Monday, July 17, 2017

A crumb from summer camp

Back in the 1960's, I was counselor for the youngest boys (ages six and seven) at Camp Elektor in the Pocono Mountains of Pennsylvania. Our cabin is shown below, on the left. Since nobody had email, each camper was required to write a letter home once-a-week. The letter was an "admission ticket" for supper on Sunday evening. My campers would spend half-an-hour carefully printing, DEAR MOM AND DAD, I AM HAVING FUN. LOVE. It wasn't easy for them to print this, laying on their bunks during rest hour, and it didn't seem fair for their parents to receive so little information.
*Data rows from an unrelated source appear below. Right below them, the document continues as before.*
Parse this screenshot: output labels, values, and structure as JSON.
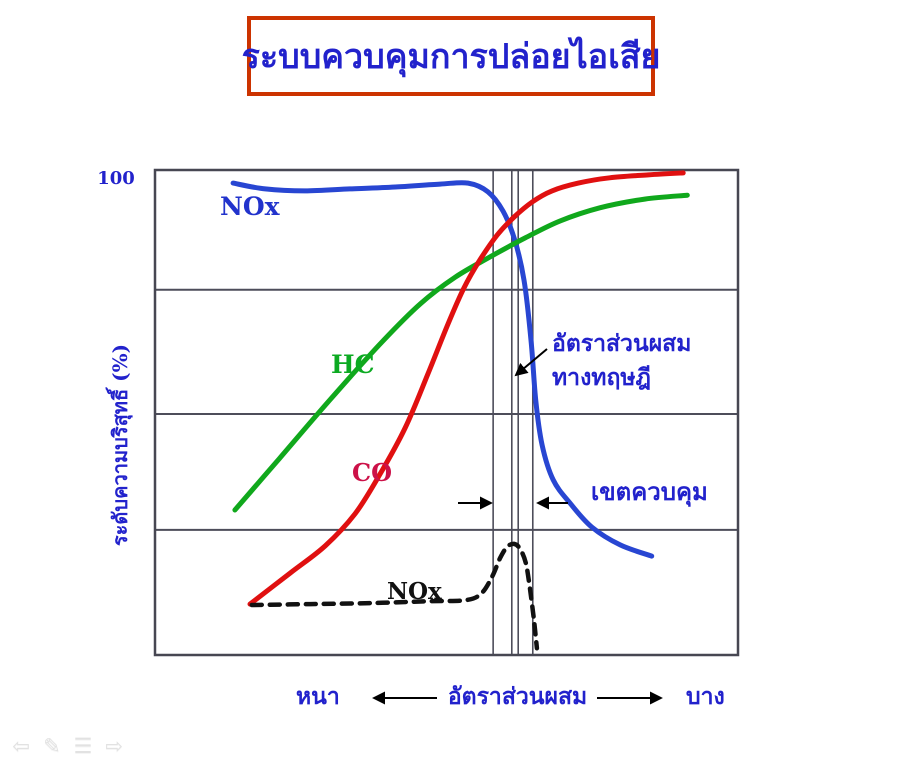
{
  "slide": {
    "title": "ระบบควบคุมการปล่อยไอเสีย",
    "title_color": "#2222cc",
    "title_border_color": "#cc3300"
  },
  "chart": {
    "y_top_tick": "100",
    "y_axis_label": "ระดับความบริสุทธิ์ (%)",
    "x_left_label": "หนา",
    "x_center_label": "อัตราส่วนผสม",
    "x_right_label": "บาง",
    "curve_labels": {
      "nox_top": "NOx",
      "hc": "HC",
      "co": "CO",
      "nox_bottom": "NOx"
    },
    "annotations": {
      "stoich_line1": "อัตราส่วนผสม",
      "stoich_line2": "ทางทฤษฎี",
      "control_zone": "เขตควบคุม"
    },
    "colors": {
      "nox_curve": "#2846d2",
      "hc_curve": "#10a81c",
      "co_curve": "#e01010",
      "nox_engine_curve": "#111111",
      "grid": "#4d4d5a",
      "frame": "#474752"
    }
  },
  "nav": {
    "prev_icon": "⇦",
    "pen_icon": "✎",
    "menu_icon": "☰",
    "next_icon": "⇨"
  },
  "chart_data": {
    "type": "line",
    "title": "ระบบควบคุมการปล่อยไอเสีย",
    "xlabel": "อัตราส่วนผสม (หนา → บาง)",
    "ylabel": "ระดับความบริสุทธิ์ (%)",
    "ylim": [
      0,
      100
    ],
    "x_units": "relative percent of axis (rich=0, lean=100)",
    "grid": true,
    "h_gridlines_y_pct": [
      25.8,
      49.7,
      75.3
    ],
    "v_reference_lines_x_pct": [
      58.0,
      61.2,
      62.3,
      64.8
    ],
    "series": [
      {
        "id": "nox",
        "name": "NOx (conversion)",
        "color": "#2846d2",
        "width": 5,
        "dashed": false,
        "points": [
          [
            13.4,
            97.3
          ],
          [
            18.9,
            96.1
          ],
          [
            25.7,
            95.7
          ],
          [
            33.4,
            96.1
          ],
          [
            41.2,
            96.5
          ],
          [
            48.9,
            97.1
          ],
          [
            53.7,
            97.3
          ],
          [
            57.1,
            95.5
          ],
          [
            59.7,
            91.5
          ],
          [
            61.7,
            85.6
          ],
          [
            63.3,
            77.3
          ],
          [
            64.5,
            64.9
          ],
          [
            65.3,
            52.6
          ],
          [
            66.4,
            43.3
          ],
          [
            68.3,
            36.1
          ],
          [
            71.2,
            31.3
          ],
          [
            74.9,
            26.4
          ],
          [
            79.8,
            22.7
          ],
          [
            85.2,
            20.4
          ]
        ]
      },
      {
        "id": "hc",
        "name": "HC",
        "color": "#10a81c",
        "width": 5,
        "dashed": false,
        "points": [
          [
            13.7,
            29.9
          ],
          [
            21.4,
            40.6
          ],
          [
            30.0,
            52.6
          ],
          [
            38.6,
            64.1
          ],
          [
            45.5,
            72.4
          ],
          [
            51.5,
            77.9
          ],
          [
            57.5,
            82.1
          ],
          [
            63.5,
            86.0
          ],
          [
            69.5,
            89.5
          ],
          [
            76.3,
            92.2
          ],
          [
            84.0,
            94.0
          ],
          [
            91.3,
            94.8
          ]
        ]
      },
      {
        "id": "co",
        "name": "CO",
        "color": "#e01010",
        "width": 5,
        "dashed": false,
        "points": [
          [
            16.3,
            10.5
          ],
          [
            23.2,
            16.9
          ],
          [
            29.2,
            22.5
          ],
          [
            34.3,
            29.1
          ],
          [
            38.6,
            37.3
          ],
          [
            42.9,
            46.8
          ],
          [
            46.8,
            57.9
          ],
          [
            50.1,
            67.8
          ],
          [
            53.0,
            75.7
          ],
          [
            55.7,
            81.4
          ],
          [
            58.7,
            86.6
          ],
          [
            61.6,
            90.3
          ],
          [
            64.7,
            93.4
          ],
          [
            68.1,
            95.7
          ],
          [
            72.6,
            97.3
          ],
          [
            78.0,
            98.4
          ],
          [
            84.6,
            99.0
          ],
          [
            90.6,
            99.4
          ]
        ]
      },
      {
        "id": "nox_engine",
        "name": "NOx (engine-out, dashed)",
        "color": "#111111",
        "width": 4.5,
        "dashed": true,
        "points": [
          [
            16.6,
            10.3
          ],
          [
            26.6,
            10.5
          ],
          [
            36.9,
            10.7
          ],
          [
            47.2,
            11.1
          ],
          [
            53.2,
            11.3
          ],
          [
            55.9,
            12.6
          ],
          [
            57.8,
            16.1
          ],
          [
            59.2,
            20.0
          ],
          [
            60.4,
            22.3
          ],
          [
            61.6,
            22.9
          ],
          [
            62.6,
            21.9
          ],
          [
            63.6,
            19.0
          ],
          [
            64.3,
            13.8
          ],
          [
            65.0,
            7.2
          ],
          [
            65.5,
            1.4
          ]
        ]
      }
    ],
    "annotations_text": [
      "อัตราส่วนผสมทางทฤษฎี",
      "เขตควบคุม",
      "หนา",
      "อัตราส่วนผสม",
      "บาง",
      "100"
    ]
  }
}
One of the things I brought to camp that summer was a Smith-Corona portable. You can Google it to find out what is is. After seeing their cryptic messages for a few weeks, I offered to be their "secretary." They could come into my part of the cabin during rest hour and dictate a letter home. At first, most had no idea what to say. But when reminded of their swimming test or hike, they became VERY talkative and I typed everything they said until we had a full page, single spaced. Parents were ecstatic to receive such a long letter in their son's very own words. At Elektor, counselors were not supposed to accept tips at the end of summer, but I made some exceptions that summer, since my campers' parents insisted on giving tokens of gratitude for these letters.